ISTANBUL -- Turkey's defence minister said Saturday that military officials with Turkey and the United States have begun work to create a "safe zone" along its border in northeastern Syria.
Turkey's official Anadolu news agency quoted Defence Minister Hulusi Akar as saying that generals from Turkey and the U.S. had begun work in a joint operations centre in the Turkish province of Sanliurfa to set up the zone and that joint helicopter patrols were set to begin.
Turkey has been pressing to control -- in co-ordination with the U.S. -- a 19-25 mile (30-40 kilometre) deep zone within civil war-ravaged Syria, running east of the Euphrates River all the way to the border with Iraq.
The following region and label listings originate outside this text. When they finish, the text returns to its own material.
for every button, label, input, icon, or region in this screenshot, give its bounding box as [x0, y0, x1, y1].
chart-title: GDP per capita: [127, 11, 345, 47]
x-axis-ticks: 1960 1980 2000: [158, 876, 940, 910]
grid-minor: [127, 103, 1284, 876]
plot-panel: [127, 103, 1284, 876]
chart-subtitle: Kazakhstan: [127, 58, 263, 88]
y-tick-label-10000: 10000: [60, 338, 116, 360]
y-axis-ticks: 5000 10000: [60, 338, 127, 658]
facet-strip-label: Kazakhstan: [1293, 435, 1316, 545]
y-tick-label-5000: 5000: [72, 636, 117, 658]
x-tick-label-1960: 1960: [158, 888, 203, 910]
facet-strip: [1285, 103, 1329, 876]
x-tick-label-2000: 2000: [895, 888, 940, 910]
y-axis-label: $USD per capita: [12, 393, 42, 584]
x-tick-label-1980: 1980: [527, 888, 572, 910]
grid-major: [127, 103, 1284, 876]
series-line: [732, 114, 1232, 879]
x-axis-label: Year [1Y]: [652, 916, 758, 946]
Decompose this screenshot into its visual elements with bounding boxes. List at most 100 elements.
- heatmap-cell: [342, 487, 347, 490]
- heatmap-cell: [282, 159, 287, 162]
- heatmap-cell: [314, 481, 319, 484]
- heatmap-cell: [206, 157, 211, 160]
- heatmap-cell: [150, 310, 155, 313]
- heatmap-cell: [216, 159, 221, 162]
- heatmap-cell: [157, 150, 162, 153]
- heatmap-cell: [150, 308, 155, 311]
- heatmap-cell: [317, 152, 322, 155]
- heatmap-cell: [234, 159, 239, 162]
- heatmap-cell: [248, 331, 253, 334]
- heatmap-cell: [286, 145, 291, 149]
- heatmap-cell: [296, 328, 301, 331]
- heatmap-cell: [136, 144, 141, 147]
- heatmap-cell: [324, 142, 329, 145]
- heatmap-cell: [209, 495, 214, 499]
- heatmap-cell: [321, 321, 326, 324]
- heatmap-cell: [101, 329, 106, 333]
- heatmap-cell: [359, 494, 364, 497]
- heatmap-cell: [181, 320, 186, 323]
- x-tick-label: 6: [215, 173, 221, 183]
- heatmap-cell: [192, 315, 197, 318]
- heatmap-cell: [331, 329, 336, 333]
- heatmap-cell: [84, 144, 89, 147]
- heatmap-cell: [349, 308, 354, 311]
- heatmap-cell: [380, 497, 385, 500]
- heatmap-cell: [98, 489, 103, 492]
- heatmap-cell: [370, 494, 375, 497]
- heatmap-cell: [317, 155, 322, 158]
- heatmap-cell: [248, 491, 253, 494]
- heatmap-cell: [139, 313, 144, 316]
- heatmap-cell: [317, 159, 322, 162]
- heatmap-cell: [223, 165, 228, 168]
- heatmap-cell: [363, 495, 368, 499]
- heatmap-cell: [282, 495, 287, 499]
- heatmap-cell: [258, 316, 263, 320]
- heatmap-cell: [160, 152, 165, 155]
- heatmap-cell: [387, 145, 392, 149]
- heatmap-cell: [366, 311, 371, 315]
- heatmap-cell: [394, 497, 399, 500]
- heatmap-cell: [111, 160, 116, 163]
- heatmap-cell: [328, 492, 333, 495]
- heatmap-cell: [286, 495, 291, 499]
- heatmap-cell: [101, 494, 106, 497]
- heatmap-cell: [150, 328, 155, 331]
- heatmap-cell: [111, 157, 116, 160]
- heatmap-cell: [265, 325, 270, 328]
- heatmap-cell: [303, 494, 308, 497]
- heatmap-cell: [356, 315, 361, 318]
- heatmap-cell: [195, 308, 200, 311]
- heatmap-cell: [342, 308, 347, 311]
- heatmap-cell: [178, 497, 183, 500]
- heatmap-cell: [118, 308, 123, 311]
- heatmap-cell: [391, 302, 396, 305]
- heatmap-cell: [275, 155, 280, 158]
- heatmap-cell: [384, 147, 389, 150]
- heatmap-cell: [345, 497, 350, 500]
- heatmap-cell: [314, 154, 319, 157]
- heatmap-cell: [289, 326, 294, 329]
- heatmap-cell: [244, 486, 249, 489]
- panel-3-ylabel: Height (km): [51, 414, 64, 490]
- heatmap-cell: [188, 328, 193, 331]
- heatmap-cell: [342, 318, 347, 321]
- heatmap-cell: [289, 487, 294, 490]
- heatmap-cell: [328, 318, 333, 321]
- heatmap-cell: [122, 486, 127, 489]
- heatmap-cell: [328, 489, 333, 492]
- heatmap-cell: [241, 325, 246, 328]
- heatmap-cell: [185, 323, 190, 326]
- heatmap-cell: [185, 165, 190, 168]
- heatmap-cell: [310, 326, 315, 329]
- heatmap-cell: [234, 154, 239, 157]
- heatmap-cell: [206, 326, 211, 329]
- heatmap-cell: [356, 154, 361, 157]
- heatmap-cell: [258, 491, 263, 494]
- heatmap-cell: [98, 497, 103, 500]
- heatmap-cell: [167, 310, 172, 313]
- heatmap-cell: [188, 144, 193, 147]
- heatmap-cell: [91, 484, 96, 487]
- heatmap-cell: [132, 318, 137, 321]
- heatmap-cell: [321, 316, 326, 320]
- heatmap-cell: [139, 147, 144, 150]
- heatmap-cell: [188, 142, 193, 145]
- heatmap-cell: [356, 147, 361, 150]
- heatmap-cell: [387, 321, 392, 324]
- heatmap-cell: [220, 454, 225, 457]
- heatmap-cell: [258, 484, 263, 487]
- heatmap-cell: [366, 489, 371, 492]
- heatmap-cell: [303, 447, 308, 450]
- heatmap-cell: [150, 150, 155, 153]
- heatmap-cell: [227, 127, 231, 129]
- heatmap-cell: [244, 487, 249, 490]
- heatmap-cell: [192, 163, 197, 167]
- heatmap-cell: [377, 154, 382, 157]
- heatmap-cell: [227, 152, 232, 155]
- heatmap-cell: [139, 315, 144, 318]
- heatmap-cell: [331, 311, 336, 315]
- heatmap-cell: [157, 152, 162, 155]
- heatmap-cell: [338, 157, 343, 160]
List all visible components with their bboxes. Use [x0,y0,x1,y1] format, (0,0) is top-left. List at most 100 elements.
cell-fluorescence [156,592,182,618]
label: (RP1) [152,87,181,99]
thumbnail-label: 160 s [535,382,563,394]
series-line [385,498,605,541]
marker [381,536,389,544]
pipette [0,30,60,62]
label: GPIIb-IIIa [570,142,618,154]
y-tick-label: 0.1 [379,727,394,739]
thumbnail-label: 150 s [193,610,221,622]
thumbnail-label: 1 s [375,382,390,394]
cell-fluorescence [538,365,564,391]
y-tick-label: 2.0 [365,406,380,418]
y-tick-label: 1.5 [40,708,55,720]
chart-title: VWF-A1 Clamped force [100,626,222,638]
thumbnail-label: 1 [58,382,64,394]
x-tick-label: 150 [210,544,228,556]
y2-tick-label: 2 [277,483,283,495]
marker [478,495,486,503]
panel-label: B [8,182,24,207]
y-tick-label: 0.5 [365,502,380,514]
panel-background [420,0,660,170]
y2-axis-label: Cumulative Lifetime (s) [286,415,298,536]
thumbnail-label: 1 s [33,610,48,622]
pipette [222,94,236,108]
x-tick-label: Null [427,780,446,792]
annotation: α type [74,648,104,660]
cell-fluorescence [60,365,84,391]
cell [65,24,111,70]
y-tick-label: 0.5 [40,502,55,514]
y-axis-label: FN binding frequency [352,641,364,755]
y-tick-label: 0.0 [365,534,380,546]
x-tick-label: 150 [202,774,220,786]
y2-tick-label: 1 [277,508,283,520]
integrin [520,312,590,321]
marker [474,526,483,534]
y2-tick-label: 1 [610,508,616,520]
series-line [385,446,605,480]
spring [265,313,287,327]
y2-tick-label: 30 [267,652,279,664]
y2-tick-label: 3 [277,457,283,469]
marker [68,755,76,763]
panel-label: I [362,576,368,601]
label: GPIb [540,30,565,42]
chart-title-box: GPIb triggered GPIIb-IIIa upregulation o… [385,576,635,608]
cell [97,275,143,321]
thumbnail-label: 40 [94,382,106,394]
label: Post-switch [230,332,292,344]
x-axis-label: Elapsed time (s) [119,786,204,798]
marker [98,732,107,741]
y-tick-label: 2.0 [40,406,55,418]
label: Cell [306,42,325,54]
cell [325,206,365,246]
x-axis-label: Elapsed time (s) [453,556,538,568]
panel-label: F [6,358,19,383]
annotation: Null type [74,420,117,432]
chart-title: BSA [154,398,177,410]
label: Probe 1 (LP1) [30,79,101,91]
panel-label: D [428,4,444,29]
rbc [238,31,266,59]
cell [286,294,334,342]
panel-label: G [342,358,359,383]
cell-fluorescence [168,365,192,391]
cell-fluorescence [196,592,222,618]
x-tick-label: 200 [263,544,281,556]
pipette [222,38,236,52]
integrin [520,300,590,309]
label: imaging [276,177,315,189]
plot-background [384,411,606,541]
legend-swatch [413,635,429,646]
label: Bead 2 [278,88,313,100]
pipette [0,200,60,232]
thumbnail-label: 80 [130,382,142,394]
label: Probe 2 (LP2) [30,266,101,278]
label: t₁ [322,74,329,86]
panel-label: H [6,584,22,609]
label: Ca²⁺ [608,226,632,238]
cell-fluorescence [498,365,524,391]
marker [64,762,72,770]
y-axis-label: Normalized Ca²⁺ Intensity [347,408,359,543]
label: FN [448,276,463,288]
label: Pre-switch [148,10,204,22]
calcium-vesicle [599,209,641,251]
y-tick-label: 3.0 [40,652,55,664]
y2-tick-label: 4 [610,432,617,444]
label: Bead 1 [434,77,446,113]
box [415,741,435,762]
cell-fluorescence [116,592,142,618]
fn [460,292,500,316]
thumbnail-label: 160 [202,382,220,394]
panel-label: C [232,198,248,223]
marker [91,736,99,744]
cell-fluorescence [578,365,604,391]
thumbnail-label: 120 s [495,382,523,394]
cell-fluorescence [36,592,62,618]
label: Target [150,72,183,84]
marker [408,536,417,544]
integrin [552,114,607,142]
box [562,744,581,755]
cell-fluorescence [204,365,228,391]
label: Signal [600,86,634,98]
Turkey wants the region along its border to be clear of Syrian Kurdish forces and has threatened on numerous occasions to launch a new operation in Syria against Syrian Kurdish forces if such a zone is not established.
Turkey sees the Syrian Kurdish fighters, who make up the majority of the Syrian Democratic Forces and are allied with the U.S., as terrorists aligned with a Kurdish insurgency within Turkey. American troops are stationed in northeast Syria, along with the Kurdish forces, and have fought the Islamic State group together. The differing positions on the Kurdish fighters have become a major source of tension between NATO allies Turkey and the U.S.
Syria's government has called the agreement reached earlier this month for a safe zone a serious escalation that violates its sovereignty. It said it was part of Turkey's "expansionist ambitions" in Syria, aided by Washington and its Syrian allies, the Kurdish-led forces.
Akar on Saturday also criticized the Syrian government for violating a de-escalation agreement in northwestern Idlib province after it captured a string of villages.
He said Turkey would retaliate if observations posts manned by Turkish troops are attacked.